Alphabet (NASDAQ:GOOGL) (NASDAQ:GOOG) shares were riding high after the search giant said Tuesday that it earned $1.44 per share on a top line of $74.6 billion in the second quarter, driven by advertising growth and robust performance in its cloud business.

Analysts polled by Investing.com had expected EPS of $1.34 on revenue of $72.82B.

Google Advertising climbed 3.2%, to $44.68B, with Google Search & other rising 4.8% to $40.69B; Google Cloud was up 28%, to $8.03B, ahead of analyst estimates of $7.87B.

The company also said CFO Ruth Porat will assume a newly created role of chief investment officer, starting in September, which will put her in charge of Alphabet’s "Other Bets" investments.

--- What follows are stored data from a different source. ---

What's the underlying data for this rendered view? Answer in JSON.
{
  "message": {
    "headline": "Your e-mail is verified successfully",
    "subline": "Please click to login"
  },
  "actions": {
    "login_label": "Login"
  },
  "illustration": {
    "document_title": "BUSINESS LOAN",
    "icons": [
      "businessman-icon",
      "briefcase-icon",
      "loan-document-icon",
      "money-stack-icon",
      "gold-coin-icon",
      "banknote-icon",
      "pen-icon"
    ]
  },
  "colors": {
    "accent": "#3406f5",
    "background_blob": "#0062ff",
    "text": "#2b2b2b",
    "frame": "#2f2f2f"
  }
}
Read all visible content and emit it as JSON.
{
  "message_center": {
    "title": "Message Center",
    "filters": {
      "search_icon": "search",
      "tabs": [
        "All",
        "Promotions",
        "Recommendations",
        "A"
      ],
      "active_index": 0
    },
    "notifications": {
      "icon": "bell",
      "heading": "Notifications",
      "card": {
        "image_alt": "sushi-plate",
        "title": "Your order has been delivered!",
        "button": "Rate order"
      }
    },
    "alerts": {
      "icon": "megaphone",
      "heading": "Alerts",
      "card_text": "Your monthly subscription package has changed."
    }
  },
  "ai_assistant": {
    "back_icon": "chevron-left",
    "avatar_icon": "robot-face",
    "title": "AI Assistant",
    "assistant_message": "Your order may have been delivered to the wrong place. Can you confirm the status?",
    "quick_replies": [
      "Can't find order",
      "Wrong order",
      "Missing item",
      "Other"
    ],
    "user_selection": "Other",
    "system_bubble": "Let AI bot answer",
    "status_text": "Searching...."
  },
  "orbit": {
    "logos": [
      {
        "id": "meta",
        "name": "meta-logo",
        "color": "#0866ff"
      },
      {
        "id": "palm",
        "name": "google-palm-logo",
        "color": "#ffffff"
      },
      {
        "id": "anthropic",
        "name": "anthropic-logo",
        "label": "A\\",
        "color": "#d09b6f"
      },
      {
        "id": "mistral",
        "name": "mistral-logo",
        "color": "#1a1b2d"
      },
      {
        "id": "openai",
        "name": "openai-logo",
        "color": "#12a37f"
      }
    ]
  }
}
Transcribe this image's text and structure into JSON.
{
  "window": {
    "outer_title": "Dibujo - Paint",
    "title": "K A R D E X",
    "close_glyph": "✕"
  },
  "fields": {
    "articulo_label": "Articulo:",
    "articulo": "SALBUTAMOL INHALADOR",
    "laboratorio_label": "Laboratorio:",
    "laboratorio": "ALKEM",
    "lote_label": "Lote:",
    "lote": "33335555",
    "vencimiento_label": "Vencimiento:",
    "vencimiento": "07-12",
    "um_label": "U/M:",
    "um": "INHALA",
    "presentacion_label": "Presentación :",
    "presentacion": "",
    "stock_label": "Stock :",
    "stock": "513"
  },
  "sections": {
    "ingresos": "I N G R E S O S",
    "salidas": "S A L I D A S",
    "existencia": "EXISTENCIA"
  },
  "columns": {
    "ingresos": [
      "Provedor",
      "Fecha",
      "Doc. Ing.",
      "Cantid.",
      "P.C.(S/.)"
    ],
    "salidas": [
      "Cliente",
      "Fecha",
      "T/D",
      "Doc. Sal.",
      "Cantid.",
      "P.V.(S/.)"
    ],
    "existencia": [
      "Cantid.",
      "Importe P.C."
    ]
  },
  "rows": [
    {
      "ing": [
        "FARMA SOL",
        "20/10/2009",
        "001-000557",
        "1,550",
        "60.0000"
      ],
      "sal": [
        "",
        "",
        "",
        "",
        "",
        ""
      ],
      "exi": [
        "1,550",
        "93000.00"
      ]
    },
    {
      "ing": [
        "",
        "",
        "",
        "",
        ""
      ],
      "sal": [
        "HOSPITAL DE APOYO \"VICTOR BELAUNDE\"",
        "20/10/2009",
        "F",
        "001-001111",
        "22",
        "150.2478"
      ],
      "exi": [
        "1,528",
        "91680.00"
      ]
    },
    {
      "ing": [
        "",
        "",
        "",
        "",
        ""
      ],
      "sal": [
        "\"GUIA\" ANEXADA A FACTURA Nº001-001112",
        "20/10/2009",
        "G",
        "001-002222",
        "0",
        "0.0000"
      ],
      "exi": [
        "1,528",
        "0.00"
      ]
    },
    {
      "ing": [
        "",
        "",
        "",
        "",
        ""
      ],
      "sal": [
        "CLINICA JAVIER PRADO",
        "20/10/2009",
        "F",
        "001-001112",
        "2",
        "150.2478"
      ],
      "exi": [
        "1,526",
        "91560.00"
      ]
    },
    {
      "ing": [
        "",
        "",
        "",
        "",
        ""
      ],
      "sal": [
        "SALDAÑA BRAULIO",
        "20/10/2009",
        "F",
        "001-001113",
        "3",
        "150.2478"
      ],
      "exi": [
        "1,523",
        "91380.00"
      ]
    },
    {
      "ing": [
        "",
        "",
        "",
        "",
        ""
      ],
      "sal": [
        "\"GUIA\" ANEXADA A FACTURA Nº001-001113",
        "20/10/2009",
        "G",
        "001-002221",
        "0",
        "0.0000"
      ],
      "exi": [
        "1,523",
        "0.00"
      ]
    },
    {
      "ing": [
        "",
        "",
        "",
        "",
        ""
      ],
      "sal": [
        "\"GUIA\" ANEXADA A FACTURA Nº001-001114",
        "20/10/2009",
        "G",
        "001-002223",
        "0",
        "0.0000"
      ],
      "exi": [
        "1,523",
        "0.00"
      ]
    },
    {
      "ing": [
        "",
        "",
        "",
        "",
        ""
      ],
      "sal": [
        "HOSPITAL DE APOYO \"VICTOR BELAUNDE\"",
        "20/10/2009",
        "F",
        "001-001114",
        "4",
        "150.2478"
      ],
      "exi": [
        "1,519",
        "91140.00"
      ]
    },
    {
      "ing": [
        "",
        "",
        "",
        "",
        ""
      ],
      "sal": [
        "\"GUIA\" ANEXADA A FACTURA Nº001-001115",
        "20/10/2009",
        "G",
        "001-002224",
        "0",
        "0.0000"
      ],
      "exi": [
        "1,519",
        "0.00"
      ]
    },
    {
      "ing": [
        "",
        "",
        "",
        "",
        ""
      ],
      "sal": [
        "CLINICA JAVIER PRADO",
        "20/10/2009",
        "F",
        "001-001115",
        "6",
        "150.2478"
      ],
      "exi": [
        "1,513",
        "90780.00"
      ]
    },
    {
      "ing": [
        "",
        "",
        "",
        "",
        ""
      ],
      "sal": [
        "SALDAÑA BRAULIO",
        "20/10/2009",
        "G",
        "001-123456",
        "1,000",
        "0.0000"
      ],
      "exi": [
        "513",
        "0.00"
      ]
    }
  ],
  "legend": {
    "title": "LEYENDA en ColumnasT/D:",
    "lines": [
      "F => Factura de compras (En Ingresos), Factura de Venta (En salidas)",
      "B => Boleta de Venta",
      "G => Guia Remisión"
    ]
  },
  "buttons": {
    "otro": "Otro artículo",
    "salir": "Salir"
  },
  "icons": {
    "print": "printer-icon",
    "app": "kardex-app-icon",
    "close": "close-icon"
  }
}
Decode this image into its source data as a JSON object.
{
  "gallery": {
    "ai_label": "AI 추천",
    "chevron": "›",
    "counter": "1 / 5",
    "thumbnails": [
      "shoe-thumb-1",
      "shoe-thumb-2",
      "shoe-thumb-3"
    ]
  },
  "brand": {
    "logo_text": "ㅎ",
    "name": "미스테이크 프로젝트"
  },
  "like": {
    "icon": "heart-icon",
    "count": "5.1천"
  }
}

After the results, research firm Bernstein highlighted the Search beat and "solid progress" on the AI front, commenting: "A clean quarter. Balanced risk/reward from here for a company steadily improving top-line while all-in on an expensive AI endeavor."

Goldman Sachs hiked the price target by $12 to $152 per share on Buy-rated GOOGL stock, writing:

While some questions remain around AI’s impact on core products or cost structure, we continue to see Alphabet as a leader that is well positioned to capitalize on a consumer/enterprise computing shift across multiple platforms/products.

GOOGL shares closed the week up 9% to $132.58.



Microsoft tops estimates but warns of rising capex for AI investment

Microsoft (NASDAQ:MSFT) beat on earnings for the second quarter, but shares lost ground after the company warned that capex should rise over the next several quarters in a race to meet strong AI demand.

“For FY '24, the impact will be weighted toward H2. To support our Microsoft Cloud growth and demand for our AI platform, we will accelerate investment in our cloud infrastructure,” CFO Amy Hood said on the earnings call.

For Q2, Microsoft announced EPS of $2.69, better than the $2.55 consensus, on revenue of $56.2B vs. expectations of $55.44B.

“Organizations are asking not only how – but how fast – they can apply this next generation of AI to address the biggest opportunities and challenges they face – safely and responsibly,” said CEO Satya Nadella.